Die jüngsten Fortschritte in der neuromorphen Forschung sind zum Teil auf den weit verbreiteten und zunehmenden Einsatz von KI, maschinellem Lernen, neuronalen Netzen und tiefen neuronalen Netzwerkarchitekturen in der Consumer- und Unternehmenstechnologie zurückzuführen. Sie sind auch auf das von vielen IT-Experten wahrgenommene Ende des Mooreschen Gesetzes zurückzuführen.

Das Mooresche Gesetz besagt, dass sich die Anzahl der Transistoren, die auf einem Mikrochip platziert werden können, alle zwei Jahre verdoppelt, wobei die Kosten gleich bleiben. Experten prognostizieren jedoch, dass das Ende des Mooreschen Gesetzes unmittelbar bevorsteht. Angesichts dessen hat das Versprechen des neuromorphen Rechnens, traditionelle Architekturen zu umgehen und neue Effizienzniveaus zu erreichen, die Aufmerksamkeit der Chiphersteller auf sich gezogen.

Jüngste Entwicklungen bei neuromorphen Rechensystemen haben sich auf neue Hardware konzentriert, wie zum Beispiel Microcombs. Microcombs sind neuromorphe Geräte, die äußerst präzise Farbfrequenzen erzeugen oder messen. Laut einer neuromorphen Forschungsarbeit an der Swinburne University of Technology können neuromorphe Prozessoren, die Microcombs verwenden, zehn Billionen Operationen pro Sekunde ausführen. Neuromorphe Prozessoren, die Microcombs verwenden, können das Licht entfernter Planeten erkennen und möglicherweise Krankheiten in frühen Stadien diagnostizieren, indem sie den Inhalt der ausgeatmeten Luft analysieren.

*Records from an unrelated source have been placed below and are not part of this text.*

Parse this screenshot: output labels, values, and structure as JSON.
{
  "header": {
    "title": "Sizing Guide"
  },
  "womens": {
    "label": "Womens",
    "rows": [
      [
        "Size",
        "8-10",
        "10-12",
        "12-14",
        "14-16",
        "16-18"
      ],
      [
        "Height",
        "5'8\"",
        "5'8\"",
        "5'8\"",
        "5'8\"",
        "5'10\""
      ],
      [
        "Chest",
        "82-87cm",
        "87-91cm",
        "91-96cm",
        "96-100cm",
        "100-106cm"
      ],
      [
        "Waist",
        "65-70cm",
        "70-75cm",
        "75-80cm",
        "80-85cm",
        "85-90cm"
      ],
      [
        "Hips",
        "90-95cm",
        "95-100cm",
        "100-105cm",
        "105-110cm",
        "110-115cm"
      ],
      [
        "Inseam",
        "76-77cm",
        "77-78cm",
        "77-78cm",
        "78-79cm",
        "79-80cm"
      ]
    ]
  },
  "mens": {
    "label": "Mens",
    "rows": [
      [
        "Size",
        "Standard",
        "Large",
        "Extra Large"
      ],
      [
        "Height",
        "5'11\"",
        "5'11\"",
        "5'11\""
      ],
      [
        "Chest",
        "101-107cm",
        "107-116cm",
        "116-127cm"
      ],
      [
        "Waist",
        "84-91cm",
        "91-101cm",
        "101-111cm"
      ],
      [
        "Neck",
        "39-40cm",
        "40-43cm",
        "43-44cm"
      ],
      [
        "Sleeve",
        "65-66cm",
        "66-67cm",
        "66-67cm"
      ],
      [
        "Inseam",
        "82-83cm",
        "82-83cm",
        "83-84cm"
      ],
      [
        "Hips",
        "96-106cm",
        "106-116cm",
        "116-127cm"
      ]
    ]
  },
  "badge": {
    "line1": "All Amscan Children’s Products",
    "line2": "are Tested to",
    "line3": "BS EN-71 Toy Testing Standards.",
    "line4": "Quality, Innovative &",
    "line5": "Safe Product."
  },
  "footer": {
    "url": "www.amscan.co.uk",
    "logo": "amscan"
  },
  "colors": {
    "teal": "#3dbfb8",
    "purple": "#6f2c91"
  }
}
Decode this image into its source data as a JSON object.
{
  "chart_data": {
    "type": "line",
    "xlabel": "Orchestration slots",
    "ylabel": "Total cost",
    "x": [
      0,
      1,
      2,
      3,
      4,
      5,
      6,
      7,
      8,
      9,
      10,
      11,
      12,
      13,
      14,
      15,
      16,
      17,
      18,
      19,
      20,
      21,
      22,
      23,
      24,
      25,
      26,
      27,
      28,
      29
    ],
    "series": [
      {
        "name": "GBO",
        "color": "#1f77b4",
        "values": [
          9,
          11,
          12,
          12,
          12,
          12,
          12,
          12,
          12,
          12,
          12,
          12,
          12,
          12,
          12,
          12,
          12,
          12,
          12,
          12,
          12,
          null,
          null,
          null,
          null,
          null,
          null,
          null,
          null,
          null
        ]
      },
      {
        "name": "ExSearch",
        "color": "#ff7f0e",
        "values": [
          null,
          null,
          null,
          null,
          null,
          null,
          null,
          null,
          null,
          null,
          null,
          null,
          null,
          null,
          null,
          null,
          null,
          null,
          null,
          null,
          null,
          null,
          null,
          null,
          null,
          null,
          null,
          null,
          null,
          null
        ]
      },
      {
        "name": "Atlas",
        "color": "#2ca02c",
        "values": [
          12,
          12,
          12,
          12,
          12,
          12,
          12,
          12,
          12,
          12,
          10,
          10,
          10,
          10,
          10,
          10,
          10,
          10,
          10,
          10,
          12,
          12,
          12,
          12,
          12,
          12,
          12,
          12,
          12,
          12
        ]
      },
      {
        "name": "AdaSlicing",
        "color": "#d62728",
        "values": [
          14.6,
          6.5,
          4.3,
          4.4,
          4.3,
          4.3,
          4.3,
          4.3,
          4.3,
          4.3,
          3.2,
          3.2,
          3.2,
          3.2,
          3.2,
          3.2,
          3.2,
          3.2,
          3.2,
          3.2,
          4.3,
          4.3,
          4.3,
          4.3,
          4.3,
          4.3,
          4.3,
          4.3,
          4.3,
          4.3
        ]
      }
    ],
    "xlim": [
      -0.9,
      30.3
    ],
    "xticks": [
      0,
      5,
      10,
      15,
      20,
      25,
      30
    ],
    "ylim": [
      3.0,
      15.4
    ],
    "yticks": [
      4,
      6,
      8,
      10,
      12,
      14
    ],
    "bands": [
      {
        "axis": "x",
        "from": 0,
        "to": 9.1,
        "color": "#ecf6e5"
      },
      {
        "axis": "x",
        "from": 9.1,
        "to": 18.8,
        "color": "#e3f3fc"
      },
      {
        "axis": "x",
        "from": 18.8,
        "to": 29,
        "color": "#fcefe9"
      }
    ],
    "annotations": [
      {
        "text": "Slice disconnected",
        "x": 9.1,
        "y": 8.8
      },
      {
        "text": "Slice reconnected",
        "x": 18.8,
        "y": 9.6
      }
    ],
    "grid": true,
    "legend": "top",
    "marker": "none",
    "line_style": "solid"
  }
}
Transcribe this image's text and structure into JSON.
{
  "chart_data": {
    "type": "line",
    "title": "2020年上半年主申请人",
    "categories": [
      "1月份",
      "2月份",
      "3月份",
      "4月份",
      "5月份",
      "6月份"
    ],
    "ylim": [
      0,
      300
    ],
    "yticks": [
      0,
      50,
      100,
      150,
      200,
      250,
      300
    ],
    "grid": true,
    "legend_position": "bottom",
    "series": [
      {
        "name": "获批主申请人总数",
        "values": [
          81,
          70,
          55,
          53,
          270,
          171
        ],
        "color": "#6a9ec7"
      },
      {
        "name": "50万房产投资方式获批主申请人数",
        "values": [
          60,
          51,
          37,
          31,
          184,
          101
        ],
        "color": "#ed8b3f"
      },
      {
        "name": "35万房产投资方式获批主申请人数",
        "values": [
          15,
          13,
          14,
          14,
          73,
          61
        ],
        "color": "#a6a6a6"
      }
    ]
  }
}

Aufgrund des Versprechens, die Effizienz durch neuromorphes Computing zu verbessern, hat es die Aufmerksamkeit großer Chiphersteller wie IBM und Intel sowie des US-Militärs auf sich gezogen. Entwicklungen in der neuromorphen Technologie könnten die Lernfähigkeit modernster autonomer Geräte wie fahrerloser Autos und Drohnen verbessern.